People may believe their gold cannot be confiscated due to the United States no longer having a gold standard, yet confiscation still occurs today. One way to prevent this from happening would be purchasing genuine numismatic coins with true rarity and distinctive characteristics; unfortunately most telemarketers sell European coins that do not meet this criteria and therefore may be subject to confiscation.
Holding onto gold in an independent storage facility is also highly advised. Banks have been known to hypothecate clients’ gold during times of economic distress and won’t fight on behalf of their clients in cases of government seizure.
Common belief holds that certain gold coins cannot be confiscated. This comes from President Roosevelt’s 1933 Executive Order mandating private ownership of gold coins and bullion; it exempted those that had “recognized special value to collectors of rare and unusual coins”. Unfortunately, no law defines such collectibles, and this myth persists due to telemarketers offering high-priced $20 Libertys and St. Gaudens from sale as collectibles rather than investments/currencies.
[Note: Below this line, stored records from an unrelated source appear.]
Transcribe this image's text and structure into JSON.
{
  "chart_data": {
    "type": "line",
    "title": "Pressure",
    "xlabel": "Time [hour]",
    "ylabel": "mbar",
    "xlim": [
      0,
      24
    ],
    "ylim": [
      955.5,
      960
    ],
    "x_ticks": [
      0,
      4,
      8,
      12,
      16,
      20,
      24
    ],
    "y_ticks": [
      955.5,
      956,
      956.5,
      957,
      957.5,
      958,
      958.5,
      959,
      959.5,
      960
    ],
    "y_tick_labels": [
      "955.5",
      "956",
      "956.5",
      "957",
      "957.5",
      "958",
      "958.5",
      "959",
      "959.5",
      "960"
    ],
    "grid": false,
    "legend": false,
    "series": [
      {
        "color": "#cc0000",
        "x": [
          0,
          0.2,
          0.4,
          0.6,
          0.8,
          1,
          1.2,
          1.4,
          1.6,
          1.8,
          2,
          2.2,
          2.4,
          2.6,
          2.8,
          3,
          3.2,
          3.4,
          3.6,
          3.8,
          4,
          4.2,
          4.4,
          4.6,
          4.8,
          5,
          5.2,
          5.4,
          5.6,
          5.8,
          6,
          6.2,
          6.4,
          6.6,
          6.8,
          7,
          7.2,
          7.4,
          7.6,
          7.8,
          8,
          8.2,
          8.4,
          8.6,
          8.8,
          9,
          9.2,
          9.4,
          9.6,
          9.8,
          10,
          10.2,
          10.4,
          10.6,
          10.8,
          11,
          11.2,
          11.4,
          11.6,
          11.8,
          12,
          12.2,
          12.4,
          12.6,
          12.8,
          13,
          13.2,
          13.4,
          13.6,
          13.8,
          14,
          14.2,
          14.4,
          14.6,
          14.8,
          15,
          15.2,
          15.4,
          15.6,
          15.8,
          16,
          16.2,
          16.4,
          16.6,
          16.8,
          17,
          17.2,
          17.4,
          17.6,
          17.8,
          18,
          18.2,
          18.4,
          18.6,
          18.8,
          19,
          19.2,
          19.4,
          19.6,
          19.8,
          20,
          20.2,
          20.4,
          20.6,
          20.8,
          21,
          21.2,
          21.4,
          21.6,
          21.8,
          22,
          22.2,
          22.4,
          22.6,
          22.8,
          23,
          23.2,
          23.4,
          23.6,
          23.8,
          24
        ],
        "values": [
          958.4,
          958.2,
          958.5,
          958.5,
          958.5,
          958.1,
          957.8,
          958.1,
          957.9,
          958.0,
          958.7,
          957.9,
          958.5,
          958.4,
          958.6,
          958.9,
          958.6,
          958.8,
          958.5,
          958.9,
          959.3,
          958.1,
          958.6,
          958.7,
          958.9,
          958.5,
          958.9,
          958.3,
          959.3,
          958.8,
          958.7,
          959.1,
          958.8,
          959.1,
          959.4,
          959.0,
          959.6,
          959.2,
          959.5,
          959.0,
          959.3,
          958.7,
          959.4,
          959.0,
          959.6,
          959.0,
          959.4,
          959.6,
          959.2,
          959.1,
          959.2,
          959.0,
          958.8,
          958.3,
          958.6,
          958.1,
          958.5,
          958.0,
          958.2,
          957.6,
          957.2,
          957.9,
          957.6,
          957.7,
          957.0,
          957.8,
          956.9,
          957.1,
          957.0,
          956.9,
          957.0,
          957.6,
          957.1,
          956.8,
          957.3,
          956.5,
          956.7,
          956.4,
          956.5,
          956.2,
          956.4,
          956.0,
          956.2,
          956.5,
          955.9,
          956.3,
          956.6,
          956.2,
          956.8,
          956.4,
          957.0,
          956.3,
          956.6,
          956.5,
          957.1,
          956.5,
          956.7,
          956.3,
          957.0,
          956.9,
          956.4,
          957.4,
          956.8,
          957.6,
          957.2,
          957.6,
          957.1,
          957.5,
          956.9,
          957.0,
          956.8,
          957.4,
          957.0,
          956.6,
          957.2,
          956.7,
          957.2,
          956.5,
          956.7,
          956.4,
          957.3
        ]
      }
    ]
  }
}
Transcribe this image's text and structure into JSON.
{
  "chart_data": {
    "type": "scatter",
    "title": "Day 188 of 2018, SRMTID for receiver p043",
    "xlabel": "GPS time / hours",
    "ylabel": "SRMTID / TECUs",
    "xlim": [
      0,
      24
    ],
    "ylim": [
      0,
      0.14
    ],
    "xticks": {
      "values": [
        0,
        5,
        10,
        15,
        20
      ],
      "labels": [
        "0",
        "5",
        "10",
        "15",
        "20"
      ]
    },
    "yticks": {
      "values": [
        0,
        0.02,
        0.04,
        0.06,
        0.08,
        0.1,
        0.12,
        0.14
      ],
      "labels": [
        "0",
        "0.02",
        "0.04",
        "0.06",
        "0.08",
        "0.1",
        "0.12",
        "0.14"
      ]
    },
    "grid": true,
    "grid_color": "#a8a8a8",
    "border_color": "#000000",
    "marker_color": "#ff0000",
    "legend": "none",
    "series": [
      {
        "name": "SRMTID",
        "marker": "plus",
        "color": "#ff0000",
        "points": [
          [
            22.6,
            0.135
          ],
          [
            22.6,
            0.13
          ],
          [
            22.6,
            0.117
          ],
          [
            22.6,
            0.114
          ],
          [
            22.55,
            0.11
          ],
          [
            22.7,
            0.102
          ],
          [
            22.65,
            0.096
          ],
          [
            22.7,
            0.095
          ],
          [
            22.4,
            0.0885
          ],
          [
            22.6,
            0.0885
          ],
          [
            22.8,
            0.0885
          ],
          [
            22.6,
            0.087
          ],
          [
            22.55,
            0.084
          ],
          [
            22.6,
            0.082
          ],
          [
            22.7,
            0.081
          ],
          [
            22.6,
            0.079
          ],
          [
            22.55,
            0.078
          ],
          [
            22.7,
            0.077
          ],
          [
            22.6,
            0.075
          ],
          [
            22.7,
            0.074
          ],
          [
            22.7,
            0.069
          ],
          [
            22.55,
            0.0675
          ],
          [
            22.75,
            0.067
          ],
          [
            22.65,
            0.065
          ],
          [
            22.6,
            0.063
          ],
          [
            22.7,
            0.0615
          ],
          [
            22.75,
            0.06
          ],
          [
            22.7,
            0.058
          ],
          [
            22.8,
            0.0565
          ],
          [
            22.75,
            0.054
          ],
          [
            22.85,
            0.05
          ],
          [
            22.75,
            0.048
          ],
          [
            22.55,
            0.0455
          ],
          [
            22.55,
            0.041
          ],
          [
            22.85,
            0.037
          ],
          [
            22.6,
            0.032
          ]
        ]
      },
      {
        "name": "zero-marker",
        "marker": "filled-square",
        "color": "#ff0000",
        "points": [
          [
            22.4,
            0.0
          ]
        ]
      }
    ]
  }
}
Gold confiscation today would be extremely challenging due to its global movement and easy saleability, plus investors’ responses could quickly lead them away from this precious metal and toward other currencies controlled by another nation; making government’s job even harder or even making matters worse!
Many people invest in gold bullion as an insurance policy against economic instability, yet should a government seek to confiscate your gold there is no recourse short of giving up citizenship and moving abroad.
Though confiscations might seem farfetched to investors accustomed to stocks and real estate investments, it has actually happened before – most famously during Franklin D Roosevelt’s 1933 gold nationalisation campaign in America.
Japan has long had a fascination for gold dating back to when Marco Polo visited in 13th century. Daimyo (feudal lords of Japan at that time) would use gold mines within their territories for minting coins, precious metal jewelry making, or both purposes – especially earrings unearthed from tombuli (tumuli). Gold items were believed to symbolize power and wealth of those buried.